La vengeance du champion : son retour triomphal en 1933
L’histoire ne s’arrête pas à cette exclusion payée. Alfredo Binda continue sa carrière de champion, remportant le Championnat du monde en 1930 et 1932, ainsi que des classiques prestigieuses comme Milan-San Remo (1931) et le Tour de Lombardie (1931).
En 1933, il revient au Giro d’Italia et signe sa vengeance sportive la plus éloquente : il remporte sa cinquième victoire, égalant alors le record de son rival Costante Girardengo. Pour couronner le tout, il devient le premier vainqueur du classement de la montagne, nouvellement créé.
Ce retour victorieux renforce sa légende. Les organisateurs, qui l’avaient payé pour ne pas courir trois ans plus tôt, doivent désormais s’incliner devant son talent. Binda prouve qu’on ne peut écarter durablement un champion de sa trempe.
L’héritage d’une décision controversée
L’épisode de 1930 a inspiré de profondes réflexions sur l’équilibre entre compétition et spectacle. L’année suivante, en 1931, La Gazzetta dello Sport introduit le maillot rose (maglia rosa) pour le leader du classement général, ajoutant une dimension symbolique et médiatique à la course.
Le palmarès exceptionnel de Binda marque l’histoire du cyclisme italien : 41 victoires d’étapes au Giro (record qui tiendra jusqu’en 2003, battu par Mario Cipollini), 5 Giri, 3 titres mondiaux.

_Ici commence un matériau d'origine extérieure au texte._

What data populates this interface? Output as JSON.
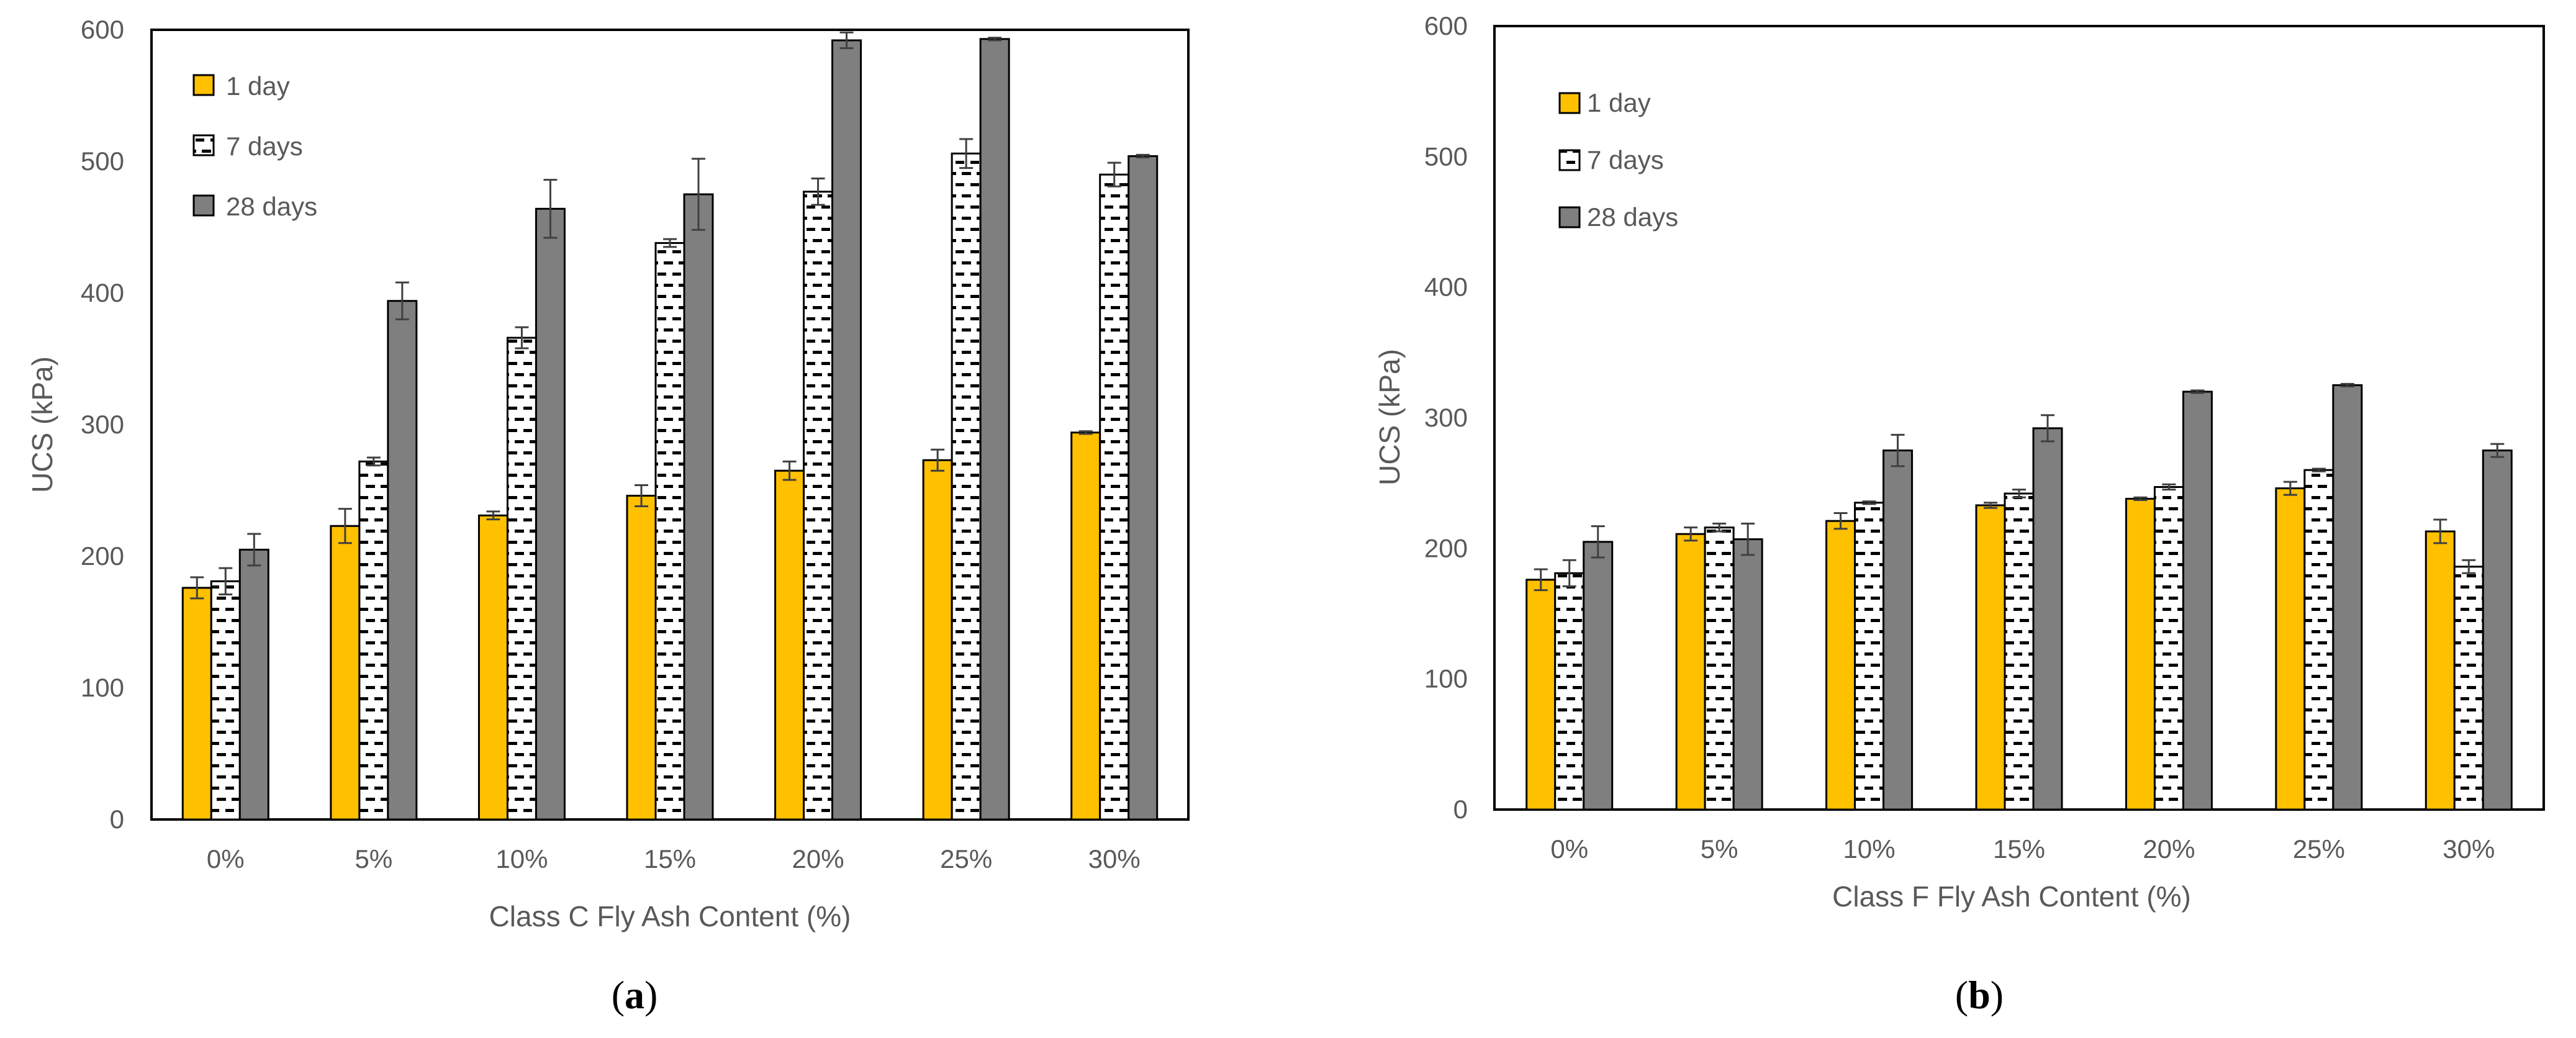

Mais peut-être plus important encore, sa reconversion comme directeur sportif de l’équipe nationale italienne (1948-1961) lui permet de guider les carrières de Fausto Coppi et Gino Bartali.

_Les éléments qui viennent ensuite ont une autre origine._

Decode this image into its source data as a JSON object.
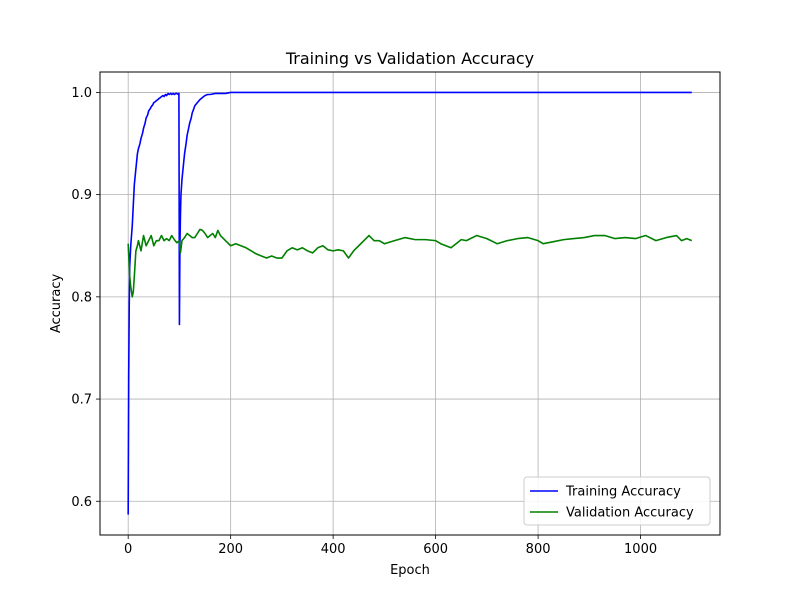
{
  "chart_data": {
    "type": "line",
    "title": "Training vs Validation Accuracy",
    "xlabel": "Epoch",
    "ylabel": "Accuracy",
    "xlim": [
      -55,
      1155
    ],
    "ylim": [
      0.567,
      1.02
    ],
    "xticks": [
      0,
      200,
      400,
      600,
      800,
      1000
    ],
    "yticks": [
      0.6,
      0.7,
      0.8,
      0.9,
      1.0
    ],
    "ytick_labels": [
      "0.6",
      "0.7",
      "0.8",
      "0.9",
      "1.0"
    ],
    "grid": true,
    "legend_position": "bottom-right",
    "series": [
      {
        "name": "Training Accuracy",
        "color": "#0000ff",
        "x": [
          0,
          1,
          2,
          3,
          5,
          8,
          10,
          12,
          15,
          18,
          20,
          23,
          25,
          28,
          30,
          33,
          35,
          38,
          40,
          43,
          45,
          48,
          50,
          53,
          55,
          58,
          60,
          63,
          65,
          68,
          70,
          73,
          75,
          78,
          80,
          83,
          85,
          88,
          90,
          93,
          95,
          98,
          99,
          100,
          101,
          102,
          103,
          105,
          108,
          110,
          113,
          115,
          118,
          120,
          123,
          125,
          128,
          130,
          135,
          140,
          145,
          150,
          155,
          160,
          170,
          180,
          190,
          200,
          220,
          250,
          300,
          400,
          500,
          600,
          700,
          800,
          900,
          1000,
          1100
        ],
        "y": [
          0.587,
          0.72,
          0.79,
          0.83,
          0.85,
          0.87,
          0.89,
          0.91,
          0.925,
          0.94,
          0.945,
          0.95,
          0.955,
          0.96,
          0.965,
          0.97,
          0.975,
          0.978,
          0.982,
          0.984,
          0.986,
          0.988,
          0.99,
          0.991,
          0.992,
          0.993,
          0.994,
          0.995,
          0.996,
          0.997,
          0.996,
          0.998,
          0.997,
          0.999,
          0.998,
          0.999,
          0.998,
          0.999,
          0.998,
          0.999,
          0.999,
          0.998,
          0.999,
          0.773,
          0.85,
          0.88,
          0.9,
          0.915,
          0.93,
          0.94,
          0.95,
          0.958,
          0.965,
          0.97,
          0.975,
          0.98,
          0.984,
          0.987,
          0.99,
          0.993,
          0.995,
          0.997,
          0.998,
          0.998,
          0.999,
          0.999,
          0.999,
          1.0,
          1.0,
          1.0,
          1.0,
          1.0,
          1.0,
          1.0,
          1.0,
          1.0,
          1.0,
          1.0,
          1.0
        ]
      },
      {
        "name": "Validation Accuracy",
        "color": "#008000",
        "x": [
          0,
          3,
          5,
          8,
          10,
          12,
          15,
          18,
          20,
          25,
          30,
          35,
          40,
          45,
          50,
          55,
          60,
          65,
          70,
          75,
          80,
          85,
          90,
          95,
          100,
          102,
          105,
          110,
          115,
          120,
          125,
          130,
          135,
          140,
          145,
          150,
          155,
          160,
          165,
          170,
          175,
          180,
          190,
          200,
          210,
          220,
          230,
          240,
          250,
          260,
          270,
          280,
          290,
          300,
          310,
          320,
          330,
          340,
          350,
          360,
          370,
          380,
          390,
          400,
          410,
          420,
          430,
          440,
          450,
          460,
          470,
          480,
          490,
          500,
          520,
          540,
          560,
          580,
          600,
          610,
          620,
          630,
          640,
          650,
          660,
          680,
          700,
          720,
          740,
          760,
          780,
          800,
          810,
          830,
          850,
          870,
          890,
          910,
          930,
          950,
          970,
          990,
          1010,
          1030,
          1050,
          1070,
          1080,
          1090,
          1100
        ],
        "y": [
          0.852,
          0.82,
          0.81,
          0.8,
          0.805,
          0.82,
          0.845,
          0.85,
          0.855,
          0.845,
          0.86,
          0.85,
          0.855,
          0.86,
          0.85,
          0.855,
          0.855,
          0.86,
          0.855,
          0.857,
          0.855,
          0.86,
          0.856,
          0.853,
          0.855,
          0.843,
          0.855,
          0.858,
          0.862,
          0.86,
          0.858,
          0.858,
          0.862,
          0.866,
          0.865,
          0.862,
          0.858,
          0.86,
          0.862,
          0.858,
          0.865,
          0.86,
          0.855,
          0.85,
          0.852,
          0.85,
          0.848,
          0.845,
          0.842,
          0.84,
          0.838,
          0.84,
          0.838,
          0.838,
          0.845,
          0.848,
          0.846,
          0.848,
          0.845,
          0.843,
          0.848,
          0.85,
          0.846,
          0.845,
          0.846,
          0.845,
          0.838,
          0.845,
          0.85,
          0.855,
          0.86,
          0.855,
          0.855,
          0.852,
          0.855,
          0.858,
          0.856,
          0.856,
          0.855,
          0.852,
          0.85,
          0.848,
          0.852,
          0.856,
          0.855,
          0.86,
          0.857,
          0.852,
          0.855,
          0.857,
          0.858,
          0.855,
          0.852,
          0.854,
          0.856,
          0.857,
          0.858,
          0.86,
          0.86,
          0.857,
          0.858,
          0.857,
          0.86,
          0.855,
          0.858,
          0.86,
          0.855,
          0.857,
          0.855
        ]
      }
    ]
  }
}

Aujourd’hui, une course féminine porte son nom – le Trofeo Alfredo Binda – faisant partie du circuit UCI Women’s WorldTour. L’homme qu’on payait pour ne pas courir est devenu une légende immortelle du cyclisme.
Cette histoire soulève encore des débats passionnés parmi les historiens du sport. Était-ce une manipulation commerciale inacceptable ou un pragmatisme nécessaire ? La question reste ouverte, tout comme celle de savoir comment réagiraient les organisateurs actuels face à une domination aussi écrasante.
22 500 lires pour préserver le suspense d’une course
L’équivalent moderne de cette somme s’élèverait à environ 20 000 euros, une somme considérable pour l’époque, surtout en pleine crise économique mondiale. Pour le champion comme pour les organisateurs, la transaction relevait d’un calcul pragmatique : Binda recevait son prix sans effort, La Gazzetta retrouvait une course incertaine et des ventes en hausse.
Cette décision, bien que controversée, a eu le mérite d’être transparente dans son intention : préserver l’incertitude sportive. Paradoxalement, elle a contribué à renforcer la légende de Binda, le champion si dominateur qu’on le payait pour rester chez lui.
Quand on évoque aujourd’hui les grandes dominations du cyclisme – celles de Merckx, Hinault, Indurain ou Armstrong – on se souvient que seul Binda fut jugé trop fort pour participer. C’est peut-être là le plus bel hommage qu’un sportif puisse recevoir : être exclu par excès d’excellence.
Entre Alfonsina Strada qui en 1924 devait se battre pour participer au Giro et Binda qu’on payait en 1930 pour ne pas y participer, l’histoire du cyclisme regorge de ces paradoxes fascinants qui en font toute la richesse.
À travers les générations, le cas Binda continue d’interroger le monde du sport sur l’équilibre fragile entre excellence individuelle et attrait collectif, entre mérite sportif et nécessité du spectacle. Une question que le duel Anquetil-Poulidor ou la résurrection de Freddy Maertens en 1981 éclaireront chacun à leur manière dans les décennies suivantes.